The state of Oregon has set a goal to improve the schools so that all members of the class of 2025 graduate from high school. That’s ambitious. Manning notes that 80 percent of the nation’s children graduate from high school, compared to only 69 percent in Oregon. To examine the state’s progress toward its goal, Manning has embarked on an equally ambitious reporting assignment: he plans to follow a group of students during their 12-year march toward high school graduation. The series is called “Class of 2025.”
The series includes a one-hour special, which aired on June 3., The documentary looks at 7-year-olds at East Portland’s Earl Boyles Elementary, a school that is ethnically and racially diverse and where many children qualify for free lunch. Manning makes it clear that from the start that he will cover some difficult problems. Children who are poor, who speak a foreign (non-English) language, or who aren’t ethnically white face are destined to face more barriers, and it starts early in school.
“Closing those gaps is a big task for teachers and parents who look after those kids,” Manning reports. “But remember, they are just 7-year-olds; funny, proud, curious, shy, energetic and loving.”
From there, Manning launches into the stories of five boys and girls, who in their own, adorable and incisive ways, teach us adults some lessons about the challenges they face in school. There’s Eva, who is often late to school (“I forgot my backpack,” she whispers to Manning) because her mother works the night shift at a diner. There are Octavio and Ashley, both of whom speak Spanish at home and English at school and therefore are inhibited from speaking up in class. There’s Josh, whose mother is concerned he will be stereotyped as disruptive because he a “high energy” African American boy. And there’s Raiden, who struggles because of Attention Deficit Hyperactivity Disorder (ADHD) and fears that second grade will be even harder than first grade.
Manning has a wonderful way with kids. My favorite quote came from the girl who wrote her mother, “I love you more than cupcakes.” He mixes in comments from parents, school teachers and experts to unpack each child’s situation. He shows how each child’s story flags an opportunity gap issue that warrants more attention from those of us who can effect real change—the adults who run schools, vote on budgets, and approve policies and laws—and that will impact children for the rest of their lives.

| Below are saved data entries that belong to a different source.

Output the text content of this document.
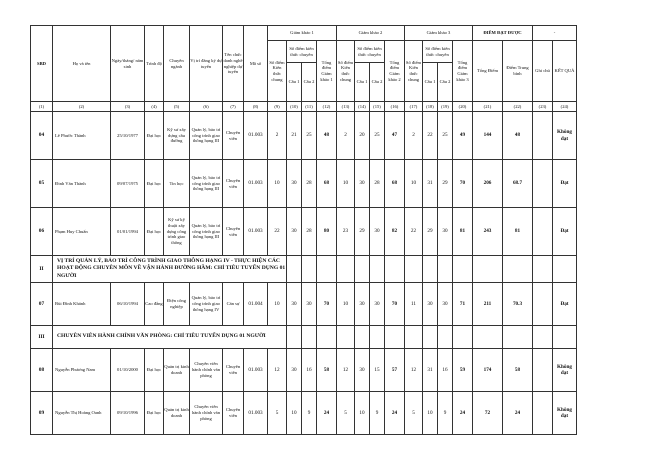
SBD	Họ và tên	Ngày/tháng/ năm sinh	Trình độ	Chuyên ngành	Vị trí đăng ký dự tuyển	Tên chức danh nghề nghiệp dự tuyển	Mã số	Giám khảo 1				Giám khảo 2				Giám khảo 3				ĐIỂM ĐẠT ĐƯỢC		-	
								Số điểm Kiến thức chung	Số điểm kiến thức chuyên		Tổng điểm Giám khảo 1	Số điểm Kiến thức chung	Số điểm kiến thức chuyên		Tổng điểm Giám khảo 2	Số điểm Kiến thức chung	Số điểm kiến thức chuyên		Tổng điểm Giám khảo 3	Tổng Điểm	Điểm Trung bình	Ghi chú	KẾT QUẢ
									Câu 1	Câu 2			Câu 1	Câu 2			Câu 1	Câu 2					
(1)	(2)	(3)	(4)	(5)	(6)	(7)	(8)	(9)	(10)	(11)	(12)	(13)	(14)	(15)	(16)	(17)	(18)	(19)	(20)	(21)	(22)	(23)	(24)
04	Lê Phước Thành	25/10/1977	Đại học	Kỹ sư xây dựng cầu đường	Quản lý, bảo trì công trình giao thông hạng III	Chuyên viên	01.003	2	21	25	48	2	20	25	47	2	22	25	49	144	48		Không đạt
05	Đinh Văn Thành	09/07/1975	Đại học	Tin học	Quản lý, bảo trì công trình giao thông hạng III	Chuyên viên	01.003	10	30	28	68	10	30	28	68	10	31	29	70	206	68.7		Đạt
06	Phạm Huy Chuẩn	01/01/1994	Đại học	Kỹ sư kỹ thuật xây dựng công trình giao thông	Quản lý, bảo trì công trình giao thông hạng III	Chuyên viên	01.003	22	30	28	80	23	29	30	82	22	29	30	81	243	81		Đạt
II	VỊ TRÍ QUẢN LÝ, BẢO TRÌ CÔNG TRÌNH GIAO THÔNG HẠNG IV - THỰC HIỆN CÁC HOẠT ĐỘNG CHUYÊN MÔN VỀ VẬN HÀNH ĐƯỜNG HẦM: CHỈ TIÊU TUYỂN DỤNG 01 NGƯỜI																						
07	Bùi Đình Khánh	06/10/1994	Cao đẳng	Điện công nghiệp	Quản lý, bảo trì công trình giao thông hạng IV	Cán sự	01.004	10	30	30	70	10	30	30	70	11	30	30	71	211	70.3		Đạt
III	CHUYÊN VIÊN HÀNH CHÍNH VĂN PHÒNG: CHỈ TIÊU TUYỂN DỤNG 01 NGƯỜI																						
08	Nguyễn Phương Nam	01/10/2000	Đại học	Quản trị kinh doanh	Chuyên viên hành chính văn phòng	Chuyên viên	01.003	12	30	16	58	12	30	15	57	12	31	16	59	174	58		Không đạt
09	Nguyễn Thị Hoàng Oanh	09/10/1996	Đại học	Quản trị kinh doanh	Chuyên viên hành chính văn phòng	Chuyên viên	01.003	5	10	9	24	5	10	9	24	5	10	9	24	72	24		Không đạt
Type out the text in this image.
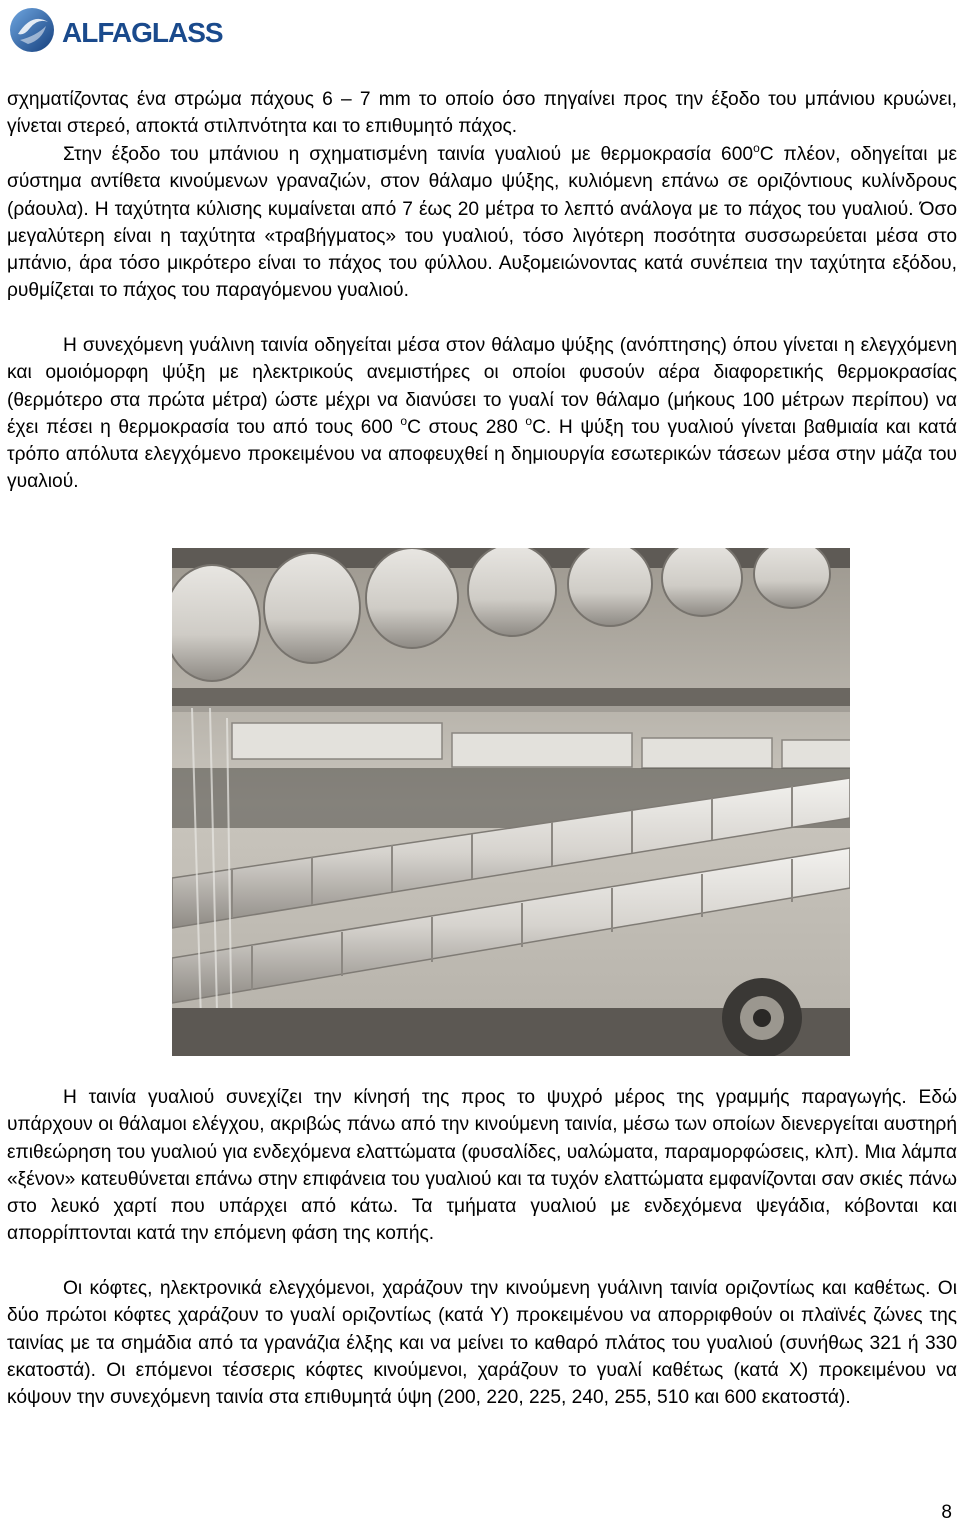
ALFAGLASS

σχηματίζοντας ένα στρώμα πάχους 6 – 7 mm το οποίο όσο πηγαίνει προς την έξοδο του μπάνιου κρυώνει, γίνεται στερεό, αποκτά στιλπνότητα και το επιθυμητό πάχος.

Στην έξοδο του μπάνιου η σχηματισμένη ταινία γυαλιού με θερμοκρασία $600^oC$ πλέον, οδηγείται με σύστημα αντίθετα κινούμενων γραναζιών, στον θάλαμο ψύξης, κυλιόμενη επάνω σε οριζόντιους κυλίνδρους (ράουλα). Η ταχύτητα κύλισης κυμαίνεται από 7 έως 20 μέτρα το λεπτό ανάλογα με το πάχος του γυαλιού. Όσο μεγαλύτερη είναι η ταχύτητα «τραβήγματος» του γυαλιού, τόσο λιγότερη ποσότητα συσσωρεύεται μέσα στο μπάνιο, άρα τόσο μικρότερο είναι το πάχος του φύλλου. Αυξομειώνοντας κατά συνέπεια την ταχύτητα εξόδου, ρυθμίζεται το πάχος του παραγόμενου γυαλιού.

Η συνεχόμενη γυάλινη ταινία οδηγείται μέσα στον θάλαμο ψύξης (ανόπτησης) όπου γίνεται η ελεγχόμενη και ομοιόμορφη ψύξη με ηλεκτρικούς ανεμιστήρες οι οποίοι φυσούν αέρα διαφορετικής θερμοκρασίας (θερμότερο στα πρώτα μέτρα) ώστε μέχρι να διανύσει το γυαλί τον θάλαμο (μήκους 100 μέτρων περίπου) να έχει πέσει η θερμοκρασία του από τους 600 $^o$C στους 280 $^o$C. Η ψύξη του γυαλιού γίνεται βαθμιαία και κατά τρόπο απόλυτα ελεγχόμενο προκειμένου να αποφευχθεί η δημιουργία εσωτερικών τάσεων μέσα στην μάζα του γυαλιού.

Η ταινία γυαλιού συνεχίζει την κίνησή της προς το ψυχρό μέρος της γραμμής παραγωγής. Εδώ υπάρχουν οι θάλαμοι ελέγχου, ακριβώς πάνω από την κινούμενη ταινία, μέσω των οποίων διενεργείται αυστηρή επιθεώρηση του γυαλιού για ενδεχόμενα ελαττώματα (φυσαλίδες, υαλώματα, παραμορφώσεις, κλπ). Μια λάμπα «ξένον» κατευθύνεται επάνω στην επιφάνεια του γυαλιού και τα τυχόν ελαττώματα εμφανίζονται σαν σκιές πάνω στο λευκό χαρτί που υπάρχει από κάτω. Τα τμήματα γυαλιού με ενδεχόμενα ψεγάδια, κόβονται και απορρίπτονται κατά την επόμενη φάση της κοπής.

Οι κόφτες, ηλεκτρονικά ελεγχόμενοι, χαράζουν την κινούμενη γυάλινη ταινία οριζοντίως και καθέτως. Οι δύο πρώτοι κόφτες χαράζουν το γυαλί οριζοντίως (κατά Υ) προκειμένου να απορριφθούν οι πλαϊνές ζώνες της ταινίας με τα σημάδια από τα γρανάζια έλξης και να μείνει το καθαρό πλάτος του γυαλιού (συνήθως 321 ή 330 εκατοστά). Οι επόμενοι τέσσερις κόφτες κινούμενοι, χαράζουν το γυαλί καθέτως (κατά Χ) προκειμένου να κόψουν την συνεχόμενη ταινία στα επιθυμητά ύψη (200, 220, 225, 240, 255, 510 και 600 εκατοστά).

8
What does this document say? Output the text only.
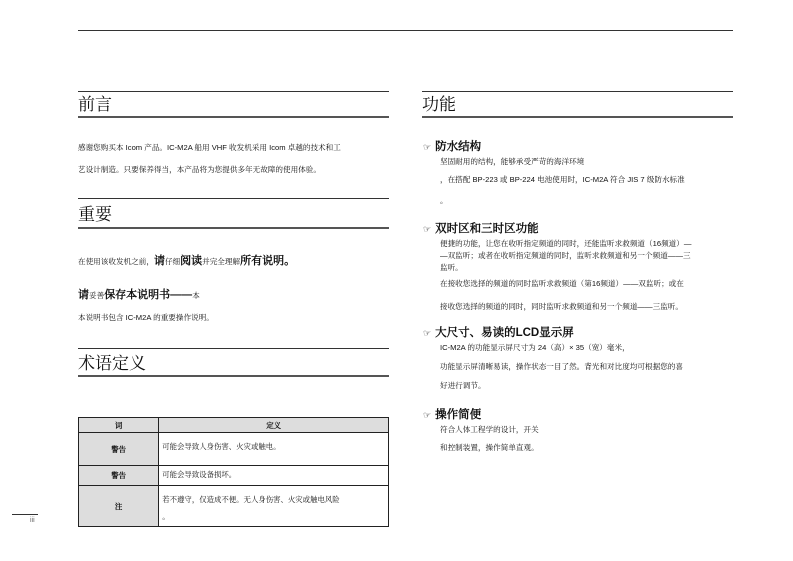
前言
感谢您购买本 Icom 产品。IC-M2A 船用 VHF 收发机采用 Icom 卓越的技术和工
艺设计制造。只要保养得当，本产品将为您提供多年无故障的使用体验。
重要
在使用该收发机之前，请仔细阅读并完全理解所有说明。
请妥善保存本说明书——本
本说明书包含 IC-M2A 的重要操作说明。
术语定义
词	定义
警告	可能会导致人身伤害、火灾或触电。
警告	可能会导致设备损坏。
注	若不遵守，仅造成不便。无人身伤害、火灾或触电风险
。
功能
☞ 防水结构
坚固耐用的结构，能够承受严苛的海洋环境
，在搭配 BP-223 或 BP-224 电池使用时，IC-M2A 符合 JIS 7 级防水标准
。
☞ 双时区和三时区功能
便捷的功能，让您在收听指定频道的同时，还能监听求救频道（16频道）—
—双监听；或者在收听指定频道的同时，监听求救频道和另一个频道——三
监听。
在接收您选择的频道的同时监听求救频道（第16频道）——双监听；或在
接收您选择的频道的同时，同时监听求救频道和另一个频道——三监听。
☞ 大尺寸、易读的LCD显示屏
IC-M2A 的功能显示屏尺寸为 24（高）× 35（宽）毫米，
功能显示屏清晰易读，操作状态一目了然。背光和对比度均可根据您的喜
好进行调节。
☞ 操作简便
符合人体工程学的设计，开关
和控制装置，操作简单直观。
iii
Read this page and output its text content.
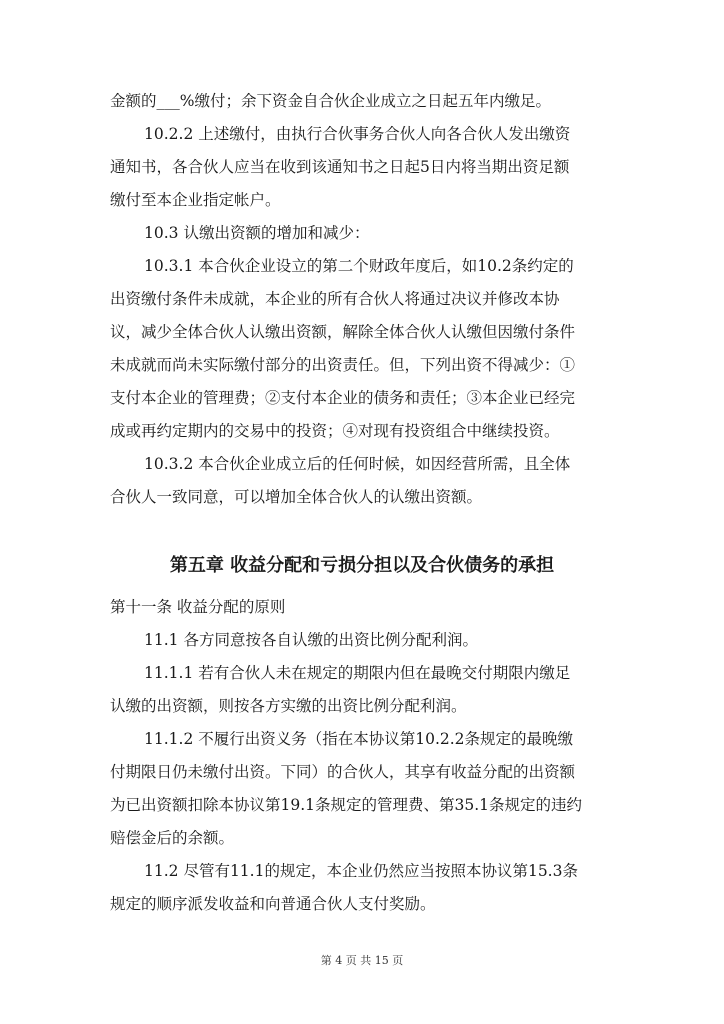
金额的___%缴付；余下资金自合伙企业成立之日起五年内缴足。

10.2.2 上述缴付，由执行合伙事务合伙人向各合伙人发出缴资
通知书，各合伙人应当在收到该通知书之日起5日内将当期出资足额
缴付至本企业指定帐户。

10.3 认缴出资额的增加和减少：

10.3.1 本合伙企业设立的第二个财政年度后，如10.2条约定的
出资缴付条件未成就，本企业的所有合伙人将通过决议并修改本协
议，减少全体合伙人认缴出资额，解除全体合伙人认缴但因缴付条件
未成就而尚未实际缴付部分的出资责任。但，下列出资不得减少：①
支付本企业的管理费；②支付本企业的债务和责任；③本企业已经完
成或再约定期内的交易中的投资；④对现有投资组合中继续投资。

10.3.2 本合伙企业成立后的任何时候，如因经营所需，且全体
合伙人一致同意，可以增加全体合伙人的认缴出资额。

第五章 收益分配和亏损分担以及合伙债务的承担

第十一条 收益分配的原则

11.1 各方同意按各自认缴的出资比例分配利润。

11.1.1 若有合伙人未在规定的期限内但在最晚交付期限内缴足
认缴的出资额，则按各方实缴的出资比例分配利润。

11.1.2 不履行出资义务（指在本协议第10.2.2条规定的最晚缴
付期限日仍未缴付出资。下同）的合伙人，其享有收益分配的出资额
为已出资额扣除本协议第19.1条规定的管理费、第35.1条规定的违约
赔偿金后的余额。

11.2 尽管有11.1的规定，本企业仍然应当按照本协议第15.3条
规定的顺序派发收益和向普通合伙人支付奖励。

第 4 页 共 15 页
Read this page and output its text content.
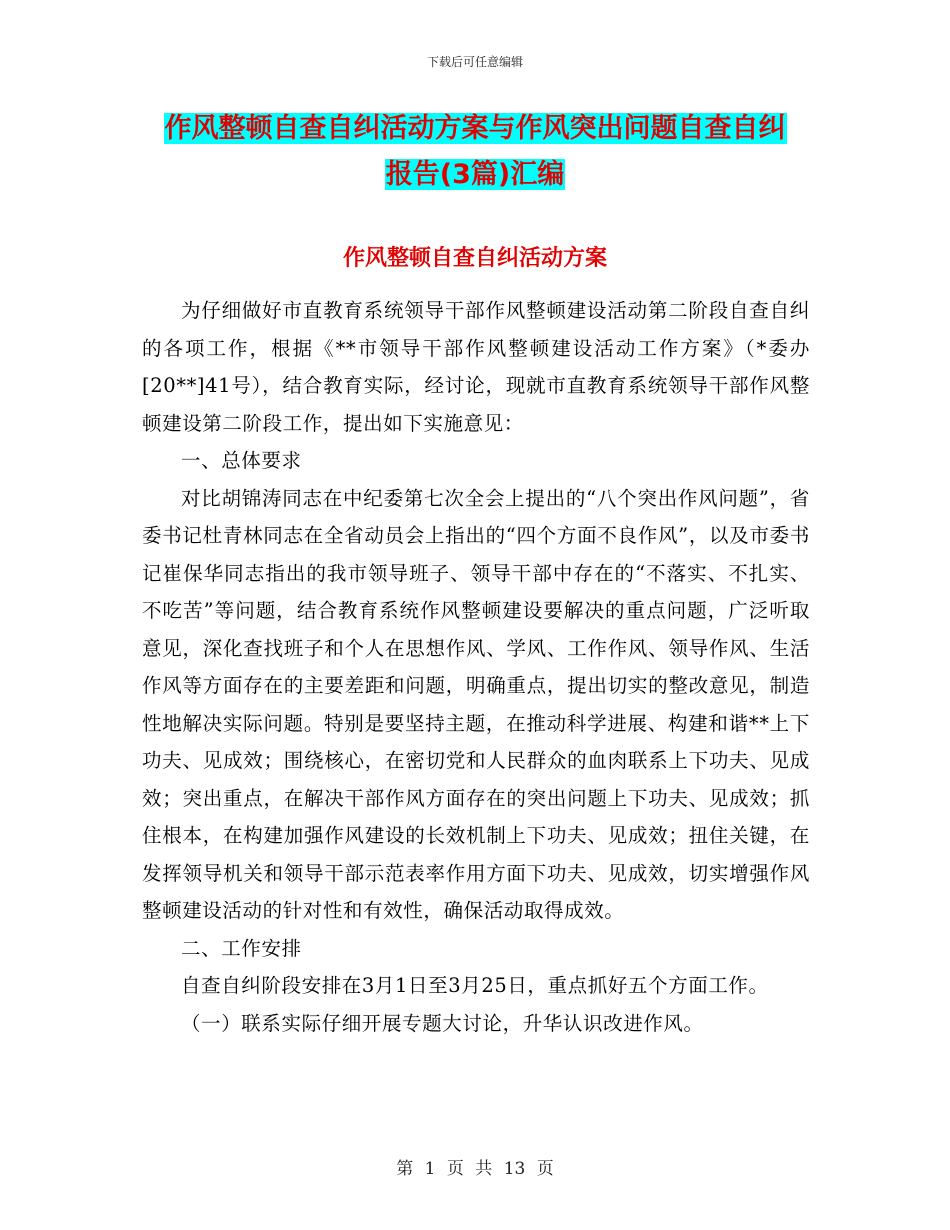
下载后可任意编辑
作风整顿自查自纠活动方案与作风突出问题自查自纠
报告(3篇)汇编
作风整顿自查自纠活动方案

为仔细做好市直教育系统领导干部作风整顿建设活动第二阶段自查自纠的各项工作，根据《**市领导干部作风整顿建设活动工作方案》（*委办[20**]41号），结合教育实际，经讨论，现就市直教育系统领导干部作风整顿建设第二阶段工作，提出如下实施意见：

一、总体要求

对比胡锦涛同志在中纪委第七次全会上提出的“八个突出作风问题”，省委书记杜青林同志在全省动员会上指出的“四个方面不良作风”，以及市委书记崔保华同志指出的我市领导班子、领导干部中存在的“不落实、不扎实、不吃苦”等问题，结合教育系统作风整顿建设要解决的重点问题，广泛听取意见，深化查找班子和个人在思想作风、学风、工作作风、领导作风、生活作风等方面存在的主要差距和问题，明确重点，提出切实的整改意见，制造性地解决实际问题。特别是要坚持主题，在推动科学进展、构建和谐**上下功夫、见成效；围绕核心，在密切党和人民群众的血肉联系上下功夫、见成效；突出重点，在解决干部作风方面存在的突出问题上下功夫、见成效；抓住根本，在构建加强作风建设的长效机制上下功夫、见成效；扭住关键，在发挥领导机关和领导干部示范表率作用方面下功夫、见成效，切实增强作风整顿建设活动的针对性和有效性，确保活动取得成效。

二、工作安排

自查自纠阶段安排在3月1日至3月25日，重点抓好五个方面工作。

（一）联系实际仔细开展专题大讨论，升华认识改进作风。

第 1 页 共 13 页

And that’s the point of Manning’s investigation. The opportunity gaps don’t just hurt individual students. They have a huge effect on Earl Boyles Elementary School’s ability to effectively educate its entire student body. They mirror the challenge faced by our nation’s schools as they try to turn out well-educated graduates. As the wealth gap between rich and poor grows larger and neighborhoods and schools become more segregated, we are steadily creating a two-tiered education system, one for the haves and the other for the have-nots. This is a critical public policy challenge, one that won’t be solved by our current fixation on test scores. As Manning’s report shows, this is an important and complicated issue that profoundly affects real children like Eva, Octavio, Ashley, Josh and Raiden.